Hulse’s characters are shaped by the painful circumstances of their reunion. The individual strengths each has honed exacerbates the difficulty of reaching across the years to find common ground, a drama set in the place where it all began, now in the grip of winter: ”The noises of man… were muted, and the sounds of the land--almost too subtle to hear--the descent of the snow, the journeying river, the breath of animals--had woven together in a gentle hush.” The landscape assumes the weight of character, Hulse’s writing capturing the inner turmoil of a grieving husband yearning for the words to bridge past mistakes, shamed by the brokenness of his arms, his hands, the fingers that played a fiddle, a love song to his wife.

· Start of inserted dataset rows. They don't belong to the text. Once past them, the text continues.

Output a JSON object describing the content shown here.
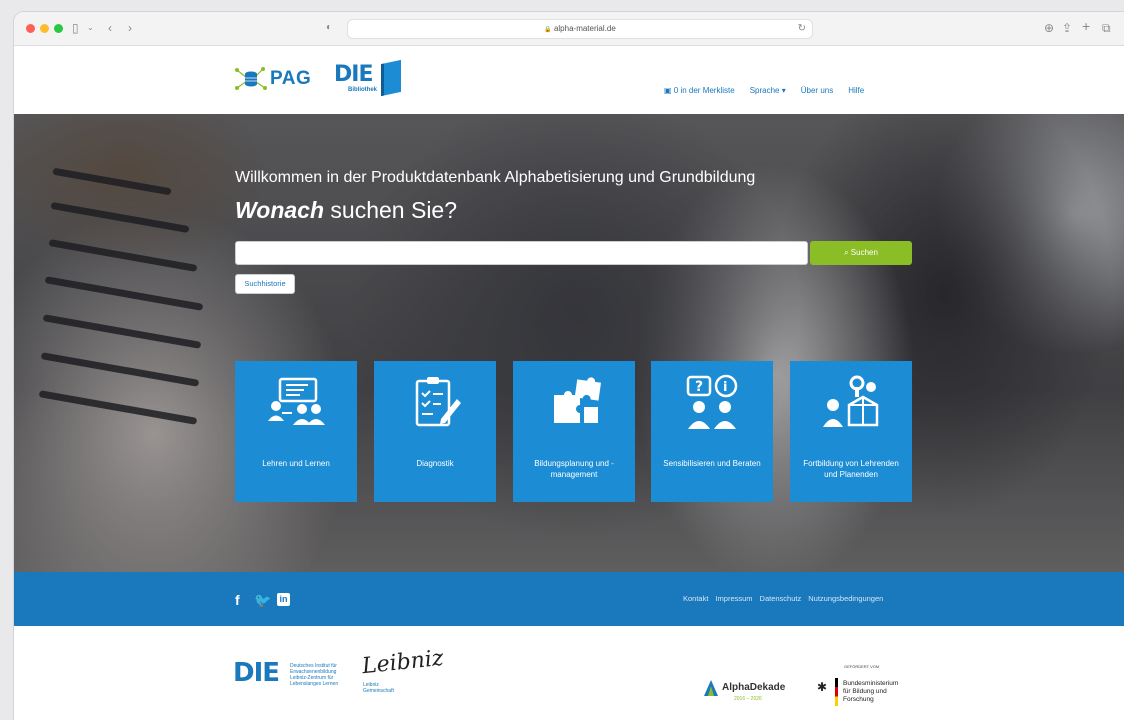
{
  "browser": {
    "url": "alpha-material.de",
    "secure_glyph": "🔒",
    "reload_icon": "↻",
    "shield_icon": "◐"
  },
  "header": {
    "logo_pag": "PAG",
    "logo_die": "DIE",
    "logo_die_sub": "Bibliothek",
    "nav": {
      "merkliste": "0 in der Merkliste",
      "sprache": "Sprache ▾",
      "ueber": "Über uns",
      "hilfe": "Hilfe"
    }
  },
  "hero": {
    "title": "Willkommen in der Produktdatenbank Alphabetisierung und Grundbildung",
    "subtitle_bold": "Wonach",
    "subtitle_rest": " suchen Sie?",
    "search_placeholder": "",
    "search_button": "Suchen",
    "history_button": "Suchhistorie"
  },
  "tiles": [
    {
      "label": "Lehren und Lernen",
      "icon": "teaching-icon"
    },
    {
      "label": "Diagnostik",
      "icon": "clipboard-icon"
    },
    {
      "label": "Bildungsplanung und -management",
      "icon": "puzzle-icon"
    },
    {
      "label": "Sensibilisieren und Beraten",
      "icon": "question-info-icon"
    },
    {
      "label": "Fortbildung von Lehrenden und Planenden",
      "icon": "toolbox-icon"
    }
  ],
  "footer": {
    "social": [
      "facebook-icon",
      "twitter-icon",
      "linkedin-icon"
    ],
    "links": [
      "Kontakt",
      "Impressum",
      "Datenschutz",
      "Nutzungsbedingungen"
    ]
  },
  "partners": {
    "die_text": "Deutsches Institut für Erwachsenenbildung Leibniz-Zentrum für Lebenslanges Lernen",
    "leibniz_sub": "Leibniz Gemeinschaft",
    "alphadekade": "AlphaDekade",
    "alphadekade_years": "2016 – 2026",
    "gefoerdert": "GEFÖRDERT VOM",
    "bmbf": "Bundesministerium für Bildung und Forschung"
  },
  "colors": {
    "brand_blue": "#1a78bd",
    "tile_blue": "#1c8cd4",
    "search_green": "#8bbd26"
  }
}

The past rises up to meet Wes: the brother-in-law once married to Claire’s dead sister, the prison on the horizon, Bobby Williams, and Dennis, now a grown man on his own. Claire, though gone, is present in chapters that reveal the divided heart of a mother and wife unable to salvage her family after a tragedy. Another character, a sixteen-year-old hired by Dennis to assist with work, draws both Wes and Dennis to a familiar place as the boy grapples with the harshness of his young life, the birth of yet another moment of rage and the promise of redemption, a new pain to be endured.

Ultimately, this is a deeply human tale that calls a man to look into his soul, to claim his faults and shed the burden that has isolated him from those he loves. It is beautifully written, this intimate landscape of flawed humanity, broadened by forgiveness and hope, sadness and sweetness between two men embraced by the unconditional love of a woman who will let neither go.